Being diagnosed with autism is easily one of the most positive things to happen to me in my life. My low self esteem and self worth disappeared overnight when I realised my ‘inadequacies’ were something that had a cause. My struggle with verbal communication is something that is ongoing and I find myself constantly rehearsing conversations in my head, especially at night. I prefer to write than talk – obviously since I am writing this blog. Problems arise when I have an impatient listener who instead of accepting that I have this deficit immediately call me out on something that I’ve said wrong. I find this incredibly upsetting especially when I’ve tried to explain my autism and it gets dismissed.

As a family comprised totally of autistic individuals we have worked together and are totally accepting of each others traits and needs. Our home is autistic friendly and we just don’t care what other people think about what we do e.g. we may sometimes eat the same meals every day of the week for months on end. We’re comfortable with who we are.
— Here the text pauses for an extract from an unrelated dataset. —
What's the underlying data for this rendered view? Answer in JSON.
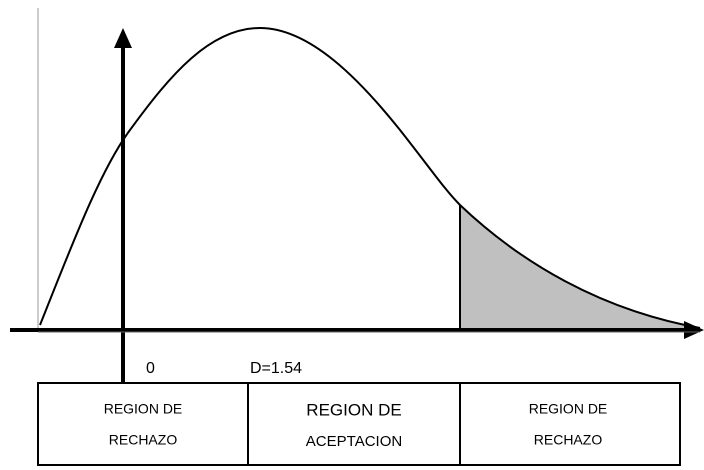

I’ve also realised that the 3 friendships I’ve maintained outside of my family are with autistic people. We understand each other and I feel comfortable around them. I feel is no need for prove myself to them.

Weight

I reached my goal weight back in December 2021 and I have been maintaining now for nearly two years. It’s a constant battle and I will admit to being a bit obsessive about it. I continually count calories and count a day a success if I’m in a calorie deficit. I do have a day or two a week when I let myself have a treat and I think the lighter days balance these out as my weight is fairly stable.

So there it is; a round up of my life right now. It’s nearly Christmas and 2024 is just around the corner. I do face some major surgery in the new year but once done I should be set for a healthy and prosperous year.